Smaller, faster, smarter publications
A new way to publish scientific discovery, from flashPub
In 1665, the first scientific journal articles were published in England. Instead of waiting decades to publish a complete set of work as a book, scientists could actively lead their community with rapid, more frequent publications. Over three hundred years later, journal articles remain the primary method of formalizing and publishing new scientific discoveries.
In 1969, the internet was born with one fateful message between two computers: “lo-”. Despite its anti-climatic beginnings, the internet has since completely transformed the way we communicate, interact, and work. Our communications have gotten smaller, faster, and smarter, with one glaring exception — the way scientists publish their discoveries.

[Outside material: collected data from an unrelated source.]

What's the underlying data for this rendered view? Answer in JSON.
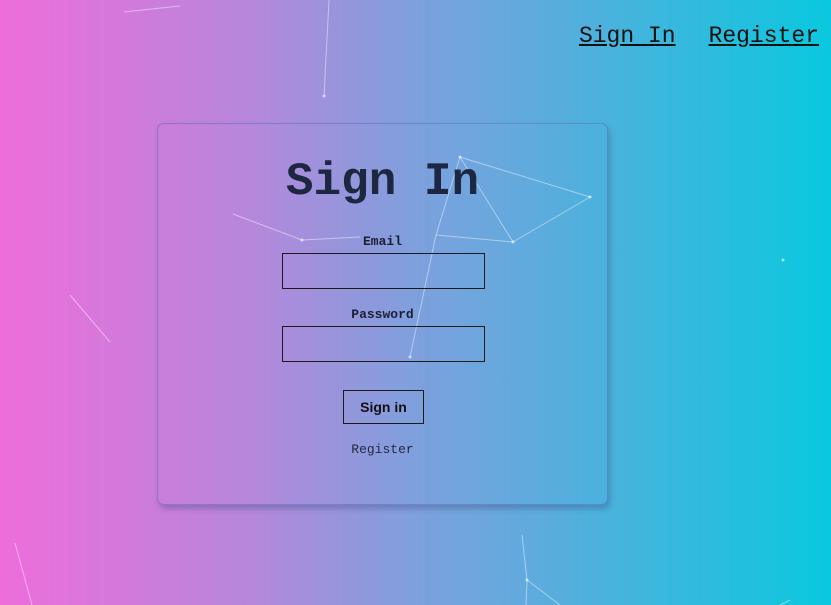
{
  "nav": {
    "sign_in": "Sign In",
    "register": "Register"
  },
  "form": {
    "title": "Sign In",
    "email_label": "Email",
    "email_value": "",
    "password_label": "Password",
    "password_value": "",
    "submit_label": "Sign in",
    "register_link": "Register"
  },
  "colors": {
    "gradient_start": "#ee6ddb",
    "gradient_end": "#0ac8df",
    "title": "#1d2742",
    "decorative_lines": "#ffffff"
  }
}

Today, there is a growing fervor to disrupt the outdated status quo of academic publishing. Science funding agencies are launching sweeping initiatives to mandate publishing in open journals. Researchers are illegally sharing scientific knowledge and refusing to participate in closed journals. And entrepreneurs are launching companies to introduce new tools, new workflows, and help imagine a new status quo.
At flashPub, we are tackling one small piece of this new vision. We are a passionate group of researchers, technologists, designers, and science advocates on a mission to make publishing a scientific discovery as fast as possible.

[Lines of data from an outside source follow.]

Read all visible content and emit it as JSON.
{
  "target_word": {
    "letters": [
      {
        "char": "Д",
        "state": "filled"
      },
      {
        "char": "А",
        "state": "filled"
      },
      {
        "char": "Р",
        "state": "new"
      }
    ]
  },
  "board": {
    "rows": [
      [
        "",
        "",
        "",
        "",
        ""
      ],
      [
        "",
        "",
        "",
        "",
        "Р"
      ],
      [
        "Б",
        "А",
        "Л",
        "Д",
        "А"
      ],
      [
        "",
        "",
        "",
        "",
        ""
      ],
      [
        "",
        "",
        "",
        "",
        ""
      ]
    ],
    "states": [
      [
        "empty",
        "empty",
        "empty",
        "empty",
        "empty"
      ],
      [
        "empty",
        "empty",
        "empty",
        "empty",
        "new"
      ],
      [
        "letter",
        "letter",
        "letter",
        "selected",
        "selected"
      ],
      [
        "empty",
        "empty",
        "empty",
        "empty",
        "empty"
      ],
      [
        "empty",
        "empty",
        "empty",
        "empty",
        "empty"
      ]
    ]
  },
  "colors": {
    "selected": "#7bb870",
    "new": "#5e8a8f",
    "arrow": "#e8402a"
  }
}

We are motivated by three key insights:
- There is a wealth of unpublished data (as much as 80% of all research outputs) waiting to be published with smaller publication formats.
- A brand new publication hot off the press is actually years old work — capturing science in real time will require much faster publication cycles.
- Paywalls for reading and publishing science create potent anti-network effects that preclude a much larger, data driven market derived from smarter content.
These insights have driven us to re-imagine what academic publishing could look like with much smaller, faster, and smarter publications. Instead of waiting years to publish a complete set of experiments as an article, we’re empowering researchers to actively lead their community with rapid, more frequent publications.
The foundation of our workflow is a much smaller scientific publication called a ‘micropublication’:
At the heart of each micropublication is a single, narrowly scoped finding expressed as a claim, such as:
The key advantage of a micropublication is reduced burden on authors and peer reviewers, which enables a much faster publication cycle. Yet the smaller scope creates a host of new problems: How do you make sense of these smaller bits of information? What stories do they tell? What the heck is a claim, anyways? And how can you use them to inspire your community and advance your career?
Research narratives emerging from micropublications will not look the same as research narratives in articles, in the same way that articles do not tell the same stories as books. Micropublications support faster, more granular, and rapidly evolving research narratives. They will be messier and more chaotic from moment to moment, but will converge more rapidly on the truth.
Using the example claim above, let’s say one clinician claims that Drug X cures Disease Y but ten other clinicians claim that Drug X actually aggravates Disease Y. Published in rapid succession, these supporting and opposing claims can be streamed into a single view to visualize how scientific consensus is emerging around Drug X not helping Disease Y. In this way robust narratives emerge organically across many independent researchers and clinicians.
Since the birth of the internet, many people have been waiting for a new revolution in academic publishing similar to the disruption journal articles sparked so many years ago. While change is slow, we can’t help but notice the tipping point this industry is rapidly approaching.
We feel that the time is right for drastic changes in how scientific discovery is published. We believe this because it is already happening. Researchers are engaging in real time discussions on Twitter, publishing preprints, and finding new ways to share more rapidly. Giant publishers are responding to public pressure and experimenting with new business models. And in specific areas existing workflows are completely breaking down such as in facilitating rapid research responses to pressing health crises. All we have to do is embrace these trends and provide a formal outlet for rapid, peer reviewed scientific publications.